善心所法:信、慚、愧、無貪、無瞋、無癡、精進、軽安、不放逸、行捨、不害。
これに対立する不善心所法は:不信、不慚、不愧、貪、瞋、癡、不精進、不軽安、放逸、不行捨、害である。
意根は十一善心所と相応せず、必ず不善心所と相応する。二者必ずその一にあり、そうでなければ論理に合わない。例えば馬が白色であるならば、白色でないものではなく、二者必ずその一に立つ。人が善であるならば不善ではなく、二者必ずその一に立たねばならず、そうでなければ論理に合わない。
それでは意根は果たして善心所法と相応するのか、それとも相応しないのか。あるいは両方相応するのか、つまり善でも不善でもあるのか。もし意根がこの十一善心所法と相応しないなら、それは合理的か。もしそうなら、意根は不善心所法と相応することになり、すなわち不善心所法:不信、不慚、不愧、貪、瞋、癡、不精進、不軽安、放逸、不行捨、害を有し、貪瞋癡の煩悩を具えることになる。そうするとこれは前後矛盾ではないか。修行は成就し得るのか。
六転呼は染浄依なり。六識の染と浄は意根によってある。意根が染まれば六識も染まり、意根が浄ければ六識も浄くなる。
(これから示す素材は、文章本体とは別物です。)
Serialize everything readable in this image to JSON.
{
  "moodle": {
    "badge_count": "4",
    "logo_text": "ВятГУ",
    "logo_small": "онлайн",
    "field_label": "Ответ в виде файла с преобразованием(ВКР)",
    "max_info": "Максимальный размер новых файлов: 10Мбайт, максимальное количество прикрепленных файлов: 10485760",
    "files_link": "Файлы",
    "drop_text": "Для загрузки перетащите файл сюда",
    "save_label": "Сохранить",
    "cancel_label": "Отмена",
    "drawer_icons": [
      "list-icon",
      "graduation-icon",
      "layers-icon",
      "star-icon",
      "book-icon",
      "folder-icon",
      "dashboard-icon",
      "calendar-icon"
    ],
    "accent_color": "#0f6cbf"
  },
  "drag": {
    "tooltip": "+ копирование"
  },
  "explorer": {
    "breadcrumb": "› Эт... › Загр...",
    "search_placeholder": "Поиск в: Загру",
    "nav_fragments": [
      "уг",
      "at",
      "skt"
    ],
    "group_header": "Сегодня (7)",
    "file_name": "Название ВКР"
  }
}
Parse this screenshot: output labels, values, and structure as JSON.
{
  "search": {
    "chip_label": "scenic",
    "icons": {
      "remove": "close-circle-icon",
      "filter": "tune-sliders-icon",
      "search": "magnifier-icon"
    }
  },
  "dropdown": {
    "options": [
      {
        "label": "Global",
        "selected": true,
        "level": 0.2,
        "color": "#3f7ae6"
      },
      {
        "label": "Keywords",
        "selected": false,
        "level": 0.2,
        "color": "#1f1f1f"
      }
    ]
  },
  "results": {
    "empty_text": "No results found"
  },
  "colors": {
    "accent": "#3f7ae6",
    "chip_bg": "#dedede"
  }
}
この言葉の寓意は深いのではないか。意根が生来ある種の煩悩を有さなければ、六識は意根に依って煩悩を有し得るのか。意根が生来ある種の煩悩を具えていれば、六識は意根に依って単独に清浄となり得るのか。もし六識が単独に清浄となり得るなら、なぜ「六転呼は染浄依なり」と言うのか。
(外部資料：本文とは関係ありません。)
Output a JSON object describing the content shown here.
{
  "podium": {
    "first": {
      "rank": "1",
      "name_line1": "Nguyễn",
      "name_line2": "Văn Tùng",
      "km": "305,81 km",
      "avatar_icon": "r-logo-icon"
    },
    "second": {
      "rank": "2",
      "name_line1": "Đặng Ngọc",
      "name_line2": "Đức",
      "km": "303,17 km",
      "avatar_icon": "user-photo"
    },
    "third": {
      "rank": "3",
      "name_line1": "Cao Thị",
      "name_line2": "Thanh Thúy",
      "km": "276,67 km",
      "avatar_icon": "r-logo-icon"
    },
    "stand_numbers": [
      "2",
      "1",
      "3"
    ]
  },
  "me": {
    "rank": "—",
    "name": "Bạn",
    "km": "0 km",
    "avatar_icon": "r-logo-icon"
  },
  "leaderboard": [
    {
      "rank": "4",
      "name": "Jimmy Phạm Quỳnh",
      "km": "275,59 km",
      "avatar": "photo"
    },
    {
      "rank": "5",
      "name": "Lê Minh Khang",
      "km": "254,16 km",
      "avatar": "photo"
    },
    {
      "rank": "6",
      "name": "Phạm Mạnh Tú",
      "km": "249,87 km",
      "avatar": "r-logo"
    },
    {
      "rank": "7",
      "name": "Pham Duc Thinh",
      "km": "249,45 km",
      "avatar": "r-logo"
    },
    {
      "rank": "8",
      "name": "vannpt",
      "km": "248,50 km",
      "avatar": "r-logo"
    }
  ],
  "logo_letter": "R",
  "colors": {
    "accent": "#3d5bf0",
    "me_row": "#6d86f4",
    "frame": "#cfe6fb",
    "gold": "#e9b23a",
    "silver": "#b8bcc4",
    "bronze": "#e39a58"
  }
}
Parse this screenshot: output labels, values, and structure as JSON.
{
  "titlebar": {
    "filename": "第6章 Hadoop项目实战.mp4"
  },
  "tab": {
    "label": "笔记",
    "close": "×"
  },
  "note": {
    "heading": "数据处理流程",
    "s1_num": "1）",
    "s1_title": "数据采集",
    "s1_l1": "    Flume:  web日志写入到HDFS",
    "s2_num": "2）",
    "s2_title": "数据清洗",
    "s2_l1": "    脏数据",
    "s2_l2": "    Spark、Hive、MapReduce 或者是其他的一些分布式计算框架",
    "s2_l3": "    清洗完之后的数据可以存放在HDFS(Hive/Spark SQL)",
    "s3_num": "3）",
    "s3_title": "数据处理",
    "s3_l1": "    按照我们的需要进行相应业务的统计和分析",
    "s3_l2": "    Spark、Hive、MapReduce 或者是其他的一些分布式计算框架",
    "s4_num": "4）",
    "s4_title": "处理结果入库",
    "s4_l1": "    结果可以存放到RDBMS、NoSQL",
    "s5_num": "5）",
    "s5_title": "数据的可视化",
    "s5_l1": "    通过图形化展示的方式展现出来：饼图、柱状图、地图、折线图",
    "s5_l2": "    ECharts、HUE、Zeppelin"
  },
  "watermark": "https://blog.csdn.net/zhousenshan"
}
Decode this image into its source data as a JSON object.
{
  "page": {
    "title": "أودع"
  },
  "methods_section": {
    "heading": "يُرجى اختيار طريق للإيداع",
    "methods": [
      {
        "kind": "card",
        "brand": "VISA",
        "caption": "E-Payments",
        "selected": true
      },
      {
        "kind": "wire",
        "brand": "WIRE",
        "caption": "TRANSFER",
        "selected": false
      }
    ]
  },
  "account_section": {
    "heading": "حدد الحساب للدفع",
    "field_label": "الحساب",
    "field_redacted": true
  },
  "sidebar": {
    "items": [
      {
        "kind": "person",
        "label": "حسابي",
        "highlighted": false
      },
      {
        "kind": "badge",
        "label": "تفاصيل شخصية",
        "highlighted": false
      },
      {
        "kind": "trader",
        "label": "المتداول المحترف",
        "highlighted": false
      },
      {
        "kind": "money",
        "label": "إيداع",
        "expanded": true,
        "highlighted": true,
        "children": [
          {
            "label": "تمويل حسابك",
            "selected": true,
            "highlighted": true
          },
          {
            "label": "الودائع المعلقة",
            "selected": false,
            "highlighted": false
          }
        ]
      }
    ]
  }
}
仏法を学ぶ者は、大乗法を修めようと小乗法を修めようと、心はますます清浄になり、ますます善法と相応し、心はますます無為になるべきである。
もし修学をしばらく経て後、六識が全て善法と相応するようになっても、意根がまだ善法と相応できないなら、意根を薫染することに成功しておらず、修学に初步的な成功を見ていない。それでは意根は依然として主となり六識を指揮して意根に相応する不善法を造作し、身口意行は清浄に変わり得ず、我見を断じ心を明らかに証悟することもできない。もし意根が十一善法と相応しないなら、仏法を学ぶことは失敗であり、如来蔵に善法の種子を貯えることができず、後世に善業の果報を受けることができない。
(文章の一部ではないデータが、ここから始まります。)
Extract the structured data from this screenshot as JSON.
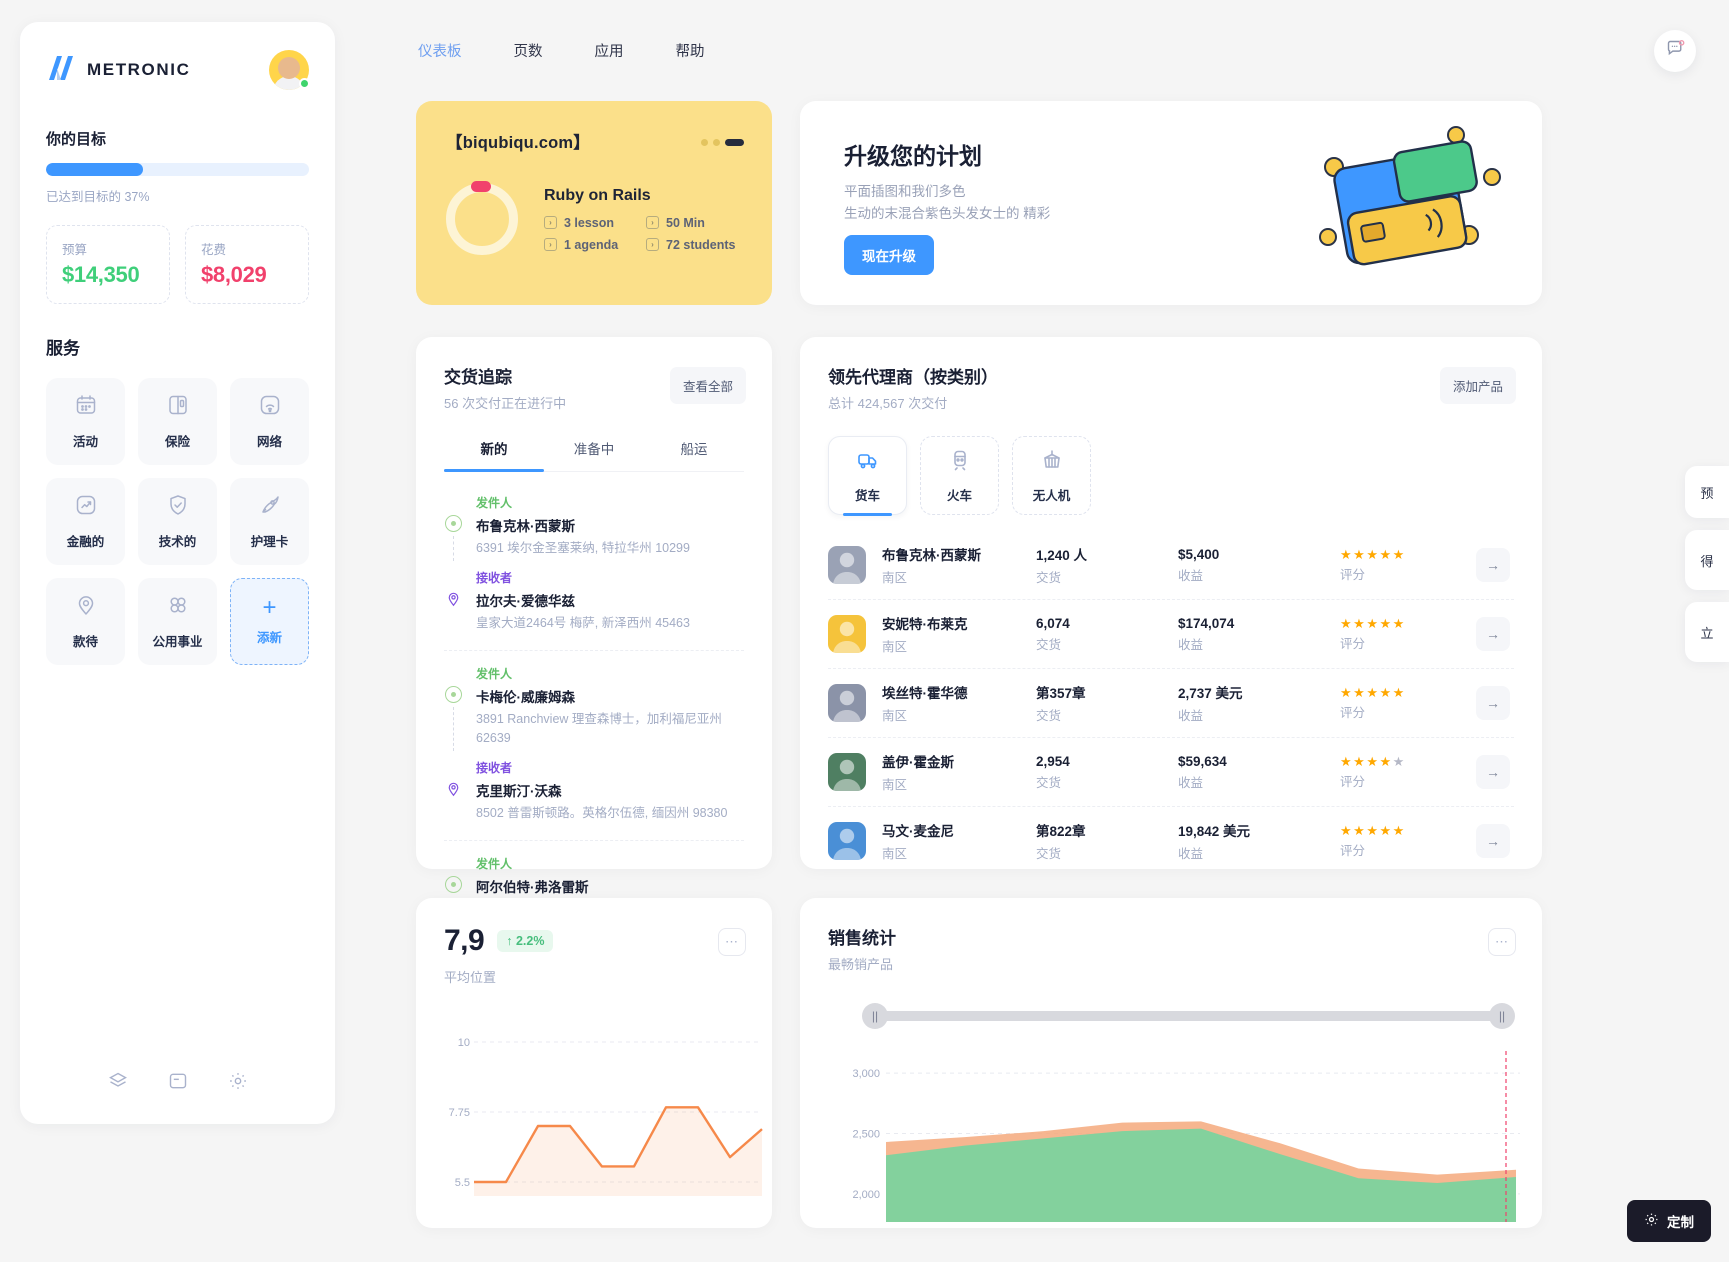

意根が薫染に成功していなければ、夢中の全ての心行は意根の心行であり、意識は主となることができず、必ず意根に随って流転し支配され、死亡時の状況と同じである。それでは夢中で人を殺し家を焼くこと、悪意の報復、人と大いに手を出すなどの染汚瞋恚の業行は、全て意根と相応するのか。もし意根にこれらの染汚した貪瞋癡の心行がなければ、どうして夢を作り出せようか。しかも夢中では意識が意根を説得できず、往々にして意根の波に随って流され、死亡中有の情況と同じである。夢中にどのような煩悩があるかは、目覚めた時の意根にどのような煩悩があるかを示す。夢中の心行が善十一と相応するなら、清醒時の意根も善十一と相応しており、そうでなければ善十一と相応する業行を作り出せない。